Do You Want to Be Made Well?
When has Jesus asked you a challenging question that revealed something deeper about your heart?
Speaker: Pastor Caleb Culver
Date: May 31, 2026
Pastor Caleb Culver walks through John 5 at the pool of Bethesda, where Jesus meets a man who had been waiting 38 years for healing. Through one simple question—“Do you want to be made well?”—we’re reminded that Jesus meets us in the middle of our disappointment, shame, and striving.
Here's a 5-day devotional guide based on this sermon:
Day 1: The Question He Is Already Asking
John 5:5–6 | Psalm 139:1–3
Jesus saw the man at the pool and knew he had been there a long time. He was not surprised by the condition. He walked straight toward it and asked a question. Throughout the Gospels, Jesus asks questions not to gain information but to draw out what is already in the heart. The invitation here is to stop and actually hear what He might be asking you–not as an accusation, but as the most compassionate thing anyone has ever said to you.
Day 2: The Lie That Keeps You by the Pool
John 5:7 | Hebrews 4:15–16
The man's answer revealed a lie he had been living under: no one sees me, no one is for me. Shame works exactly this way—it filters every incoming message until even love sounds like condemnation. But Hebrews tells us we have a High Priest who is not distant from our weakness. He has entered into it. The antidote to shame is not trying harder. It is bringing the hidden thing into the light of someone who already knows and is not going anywhere.

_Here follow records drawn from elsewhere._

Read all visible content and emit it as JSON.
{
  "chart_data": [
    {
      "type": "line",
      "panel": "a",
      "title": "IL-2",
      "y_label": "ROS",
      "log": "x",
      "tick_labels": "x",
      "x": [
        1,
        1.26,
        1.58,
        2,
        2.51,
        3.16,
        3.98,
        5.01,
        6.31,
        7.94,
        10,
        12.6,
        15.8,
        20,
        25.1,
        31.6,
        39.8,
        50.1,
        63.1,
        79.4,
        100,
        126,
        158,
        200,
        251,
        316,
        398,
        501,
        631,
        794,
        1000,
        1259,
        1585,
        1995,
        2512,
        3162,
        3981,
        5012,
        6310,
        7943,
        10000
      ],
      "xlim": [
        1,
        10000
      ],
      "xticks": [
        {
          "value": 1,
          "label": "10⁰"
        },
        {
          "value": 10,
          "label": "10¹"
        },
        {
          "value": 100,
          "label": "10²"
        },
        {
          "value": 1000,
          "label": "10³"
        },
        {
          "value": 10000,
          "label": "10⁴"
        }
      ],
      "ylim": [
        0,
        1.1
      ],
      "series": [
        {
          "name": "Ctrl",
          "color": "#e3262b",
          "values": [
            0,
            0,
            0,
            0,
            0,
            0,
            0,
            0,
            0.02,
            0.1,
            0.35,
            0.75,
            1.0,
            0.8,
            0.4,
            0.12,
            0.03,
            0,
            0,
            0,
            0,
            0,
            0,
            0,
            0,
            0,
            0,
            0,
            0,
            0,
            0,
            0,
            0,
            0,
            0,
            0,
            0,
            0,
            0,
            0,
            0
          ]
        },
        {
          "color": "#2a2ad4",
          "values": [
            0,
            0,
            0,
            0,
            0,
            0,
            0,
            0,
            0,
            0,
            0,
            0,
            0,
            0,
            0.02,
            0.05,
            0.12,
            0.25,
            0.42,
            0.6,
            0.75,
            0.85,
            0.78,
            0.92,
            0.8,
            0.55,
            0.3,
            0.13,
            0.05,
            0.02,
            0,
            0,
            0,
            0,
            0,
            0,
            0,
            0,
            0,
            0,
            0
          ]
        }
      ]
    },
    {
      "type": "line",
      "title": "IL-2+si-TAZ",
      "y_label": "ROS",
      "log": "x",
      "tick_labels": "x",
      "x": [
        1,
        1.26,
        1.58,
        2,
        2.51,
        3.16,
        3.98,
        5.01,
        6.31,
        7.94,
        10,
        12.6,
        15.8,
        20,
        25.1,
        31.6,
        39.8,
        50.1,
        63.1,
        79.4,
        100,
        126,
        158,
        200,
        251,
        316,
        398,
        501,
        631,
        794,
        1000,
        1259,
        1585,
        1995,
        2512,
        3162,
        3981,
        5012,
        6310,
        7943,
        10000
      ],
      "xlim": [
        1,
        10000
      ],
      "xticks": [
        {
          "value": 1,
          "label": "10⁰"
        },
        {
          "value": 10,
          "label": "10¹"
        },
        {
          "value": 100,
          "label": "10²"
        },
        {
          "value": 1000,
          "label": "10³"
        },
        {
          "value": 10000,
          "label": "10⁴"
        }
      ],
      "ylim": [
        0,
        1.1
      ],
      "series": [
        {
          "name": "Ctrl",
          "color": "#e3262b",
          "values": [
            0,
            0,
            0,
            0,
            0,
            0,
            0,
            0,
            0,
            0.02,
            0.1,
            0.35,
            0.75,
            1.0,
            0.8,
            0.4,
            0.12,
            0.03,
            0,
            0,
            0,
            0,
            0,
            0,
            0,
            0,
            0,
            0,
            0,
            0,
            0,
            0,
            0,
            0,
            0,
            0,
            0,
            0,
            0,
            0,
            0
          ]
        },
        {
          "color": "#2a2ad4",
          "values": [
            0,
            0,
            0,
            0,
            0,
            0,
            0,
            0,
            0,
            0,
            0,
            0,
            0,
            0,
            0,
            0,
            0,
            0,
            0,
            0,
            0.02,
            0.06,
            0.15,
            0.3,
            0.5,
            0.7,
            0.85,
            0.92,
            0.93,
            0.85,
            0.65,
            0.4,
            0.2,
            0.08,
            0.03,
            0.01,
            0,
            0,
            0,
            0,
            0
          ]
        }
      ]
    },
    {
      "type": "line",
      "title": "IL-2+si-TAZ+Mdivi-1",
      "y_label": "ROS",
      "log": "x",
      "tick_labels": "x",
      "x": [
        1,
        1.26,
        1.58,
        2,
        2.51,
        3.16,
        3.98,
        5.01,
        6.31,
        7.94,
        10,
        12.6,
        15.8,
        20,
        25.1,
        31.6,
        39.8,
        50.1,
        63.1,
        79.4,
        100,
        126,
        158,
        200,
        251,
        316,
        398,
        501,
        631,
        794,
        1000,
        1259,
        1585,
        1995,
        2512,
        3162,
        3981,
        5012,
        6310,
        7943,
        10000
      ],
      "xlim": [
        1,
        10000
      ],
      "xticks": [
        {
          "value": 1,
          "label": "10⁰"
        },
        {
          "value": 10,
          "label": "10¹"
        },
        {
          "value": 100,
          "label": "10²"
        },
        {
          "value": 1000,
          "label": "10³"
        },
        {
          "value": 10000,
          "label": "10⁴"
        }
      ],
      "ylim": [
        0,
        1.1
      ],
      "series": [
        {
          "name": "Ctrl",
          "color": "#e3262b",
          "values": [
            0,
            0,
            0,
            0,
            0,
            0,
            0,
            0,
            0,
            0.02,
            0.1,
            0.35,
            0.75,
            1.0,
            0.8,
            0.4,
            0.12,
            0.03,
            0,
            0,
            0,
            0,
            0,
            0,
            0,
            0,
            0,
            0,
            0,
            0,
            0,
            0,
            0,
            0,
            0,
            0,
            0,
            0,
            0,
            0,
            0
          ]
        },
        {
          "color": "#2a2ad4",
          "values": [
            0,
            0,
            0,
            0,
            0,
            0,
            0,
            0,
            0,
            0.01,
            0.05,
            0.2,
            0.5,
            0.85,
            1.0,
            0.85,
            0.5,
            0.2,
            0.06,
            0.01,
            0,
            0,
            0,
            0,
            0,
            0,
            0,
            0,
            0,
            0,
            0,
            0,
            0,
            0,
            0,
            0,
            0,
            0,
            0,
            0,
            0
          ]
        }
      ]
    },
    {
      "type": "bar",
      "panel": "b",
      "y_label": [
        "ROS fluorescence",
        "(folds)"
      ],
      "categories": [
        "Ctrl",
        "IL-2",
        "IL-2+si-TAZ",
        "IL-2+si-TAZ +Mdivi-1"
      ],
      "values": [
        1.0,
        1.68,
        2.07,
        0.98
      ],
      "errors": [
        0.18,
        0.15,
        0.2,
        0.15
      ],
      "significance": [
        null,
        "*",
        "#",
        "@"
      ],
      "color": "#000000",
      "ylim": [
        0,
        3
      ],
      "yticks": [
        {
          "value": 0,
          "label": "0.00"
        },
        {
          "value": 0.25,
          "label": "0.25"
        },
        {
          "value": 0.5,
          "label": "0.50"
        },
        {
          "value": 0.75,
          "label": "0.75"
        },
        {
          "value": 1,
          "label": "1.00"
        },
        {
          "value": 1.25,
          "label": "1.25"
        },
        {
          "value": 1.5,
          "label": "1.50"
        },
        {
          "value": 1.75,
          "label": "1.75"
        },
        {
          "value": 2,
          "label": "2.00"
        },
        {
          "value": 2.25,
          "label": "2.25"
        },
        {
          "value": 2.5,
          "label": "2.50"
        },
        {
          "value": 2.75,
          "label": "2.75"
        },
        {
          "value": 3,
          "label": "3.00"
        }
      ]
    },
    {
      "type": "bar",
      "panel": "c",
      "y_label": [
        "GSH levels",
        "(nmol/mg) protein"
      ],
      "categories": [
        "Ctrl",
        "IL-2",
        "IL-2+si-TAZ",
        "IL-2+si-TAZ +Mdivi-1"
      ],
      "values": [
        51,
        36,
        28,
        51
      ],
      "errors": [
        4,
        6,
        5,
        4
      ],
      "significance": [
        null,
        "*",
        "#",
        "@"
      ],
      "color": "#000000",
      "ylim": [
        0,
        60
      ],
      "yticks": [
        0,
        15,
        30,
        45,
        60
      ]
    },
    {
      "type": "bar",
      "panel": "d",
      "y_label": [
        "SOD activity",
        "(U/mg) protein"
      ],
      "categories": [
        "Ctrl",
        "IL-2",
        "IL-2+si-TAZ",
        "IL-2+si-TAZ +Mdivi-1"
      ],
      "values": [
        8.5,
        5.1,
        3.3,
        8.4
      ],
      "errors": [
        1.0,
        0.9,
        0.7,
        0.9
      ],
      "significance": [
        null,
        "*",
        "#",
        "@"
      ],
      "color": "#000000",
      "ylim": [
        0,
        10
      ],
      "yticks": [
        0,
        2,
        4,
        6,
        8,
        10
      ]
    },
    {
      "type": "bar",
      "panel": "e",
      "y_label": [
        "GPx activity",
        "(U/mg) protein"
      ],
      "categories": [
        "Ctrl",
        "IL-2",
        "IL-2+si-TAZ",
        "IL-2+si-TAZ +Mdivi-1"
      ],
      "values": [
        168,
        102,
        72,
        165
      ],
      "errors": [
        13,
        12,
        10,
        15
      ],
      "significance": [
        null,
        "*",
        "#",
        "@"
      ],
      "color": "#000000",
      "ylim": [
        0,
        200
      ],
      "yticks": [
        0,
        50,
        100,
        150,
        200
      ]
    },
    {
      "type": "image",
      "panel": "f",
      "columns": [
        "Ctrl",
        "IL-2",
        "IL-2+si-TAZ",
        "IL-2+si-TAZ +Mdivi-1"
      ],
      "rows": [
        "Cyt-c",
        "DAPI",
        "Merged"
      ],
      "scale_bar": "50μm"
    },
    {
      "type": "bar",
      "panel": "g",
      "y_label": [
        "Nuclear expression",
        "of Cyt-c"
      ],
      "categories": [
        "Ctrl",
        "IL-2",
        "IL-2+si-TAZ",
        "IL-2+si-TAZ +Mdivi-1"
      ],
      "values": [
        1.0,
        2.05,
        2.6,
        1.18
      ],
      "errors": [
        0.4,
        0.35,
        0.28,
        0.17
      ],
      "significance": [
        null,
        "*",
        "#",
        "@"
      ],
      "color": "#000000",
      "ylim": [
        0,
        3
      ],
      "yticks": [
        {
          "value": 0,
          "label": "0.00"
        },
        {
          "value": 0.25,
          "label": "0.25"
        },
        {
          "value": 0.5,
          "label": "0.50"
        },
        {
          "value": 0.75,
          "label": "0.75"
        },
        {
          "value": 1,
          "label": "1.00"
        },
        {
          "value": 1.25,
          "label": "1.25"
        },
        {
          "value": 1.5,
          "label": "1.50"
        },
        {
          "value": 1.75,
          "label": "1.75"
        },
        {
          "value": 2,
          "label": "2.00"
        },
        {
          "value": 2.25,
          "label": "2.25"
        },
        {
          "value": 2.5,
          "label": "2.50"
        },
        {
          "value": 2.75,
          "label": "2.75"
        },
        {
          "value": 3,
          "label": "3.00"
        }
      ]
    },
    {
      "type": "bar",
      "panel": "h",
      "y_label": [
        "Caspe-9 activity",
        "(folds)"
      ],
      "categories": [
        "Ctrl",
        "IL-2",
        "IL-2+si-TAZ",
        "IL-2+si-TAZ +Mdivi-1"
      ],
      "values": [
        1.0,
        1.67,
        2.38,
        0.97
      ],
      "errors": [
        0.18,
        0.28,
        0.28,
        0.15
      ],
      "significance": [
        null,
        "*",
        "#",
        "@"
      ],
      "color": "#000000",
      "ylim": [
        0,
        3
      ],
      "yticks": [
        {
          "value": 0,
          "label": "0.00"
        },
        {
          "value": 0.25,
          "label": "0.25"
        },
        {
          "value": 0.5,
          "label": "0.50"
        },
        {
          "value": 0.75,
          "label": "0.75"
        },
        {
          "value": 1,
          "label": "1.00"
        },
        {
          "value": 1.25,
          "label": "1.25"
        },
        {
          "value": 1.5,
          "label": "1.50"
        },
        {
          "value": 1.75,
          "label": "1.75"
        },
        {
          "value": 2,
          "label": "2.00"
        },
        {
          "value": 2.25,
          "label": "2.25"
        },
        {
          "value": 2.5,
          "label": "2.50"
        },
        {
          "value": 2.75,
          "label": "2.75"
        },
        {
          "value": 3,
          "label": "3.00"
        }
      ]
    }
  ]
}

Day 3: What Living Water Actually Is
John 7:37–38 | Isaiah 55:1–2
Jesus stood in the temple and cried out that anyone who was thirsty should come and drink. He was not speaking about water. He was speaking about the deep restlessness that sends people chasing after satisfaction in places that cannot hold it. Isaiah asked the same question centuries earlier: Why do you spend your money on what does not satisfy? The diagnosis has not changed. Neither has the invitation. Come to the One who is the source, and drink.
Day 4: The Work Underneath the Work
Matthew 11:28–29 | Romans 5:1
There is the exhaustion that comes from a full schedule, and then there is a deeper exhaustion underneath it—the weariness of a soul working to prove itself, earn its worth, and manage its own salvation. Jesus is not just offering rest from the nine-to-five. He is offering rest from the work under the work. Because of what He has done, we have been justified by faith, and we have peace with God. That is not a finish line to reach. It is a foundation to stand on.
Day 5: Finished
John 19:30 | Hebrews 4:9–11
When Jesus said, "It is finished" on the cross, He was not expressing defeat. He was declaring completion. The work was done. There remains, as the writer of Hebrews says, a Sabbath rest for the people of God—not a day on the calendar but a settled confidence that what needed to be accomplished has been accomplished in Christ. The only thing left is to stop striving and enter in. That is not passive. It is the most active and courageous thing a soul can do.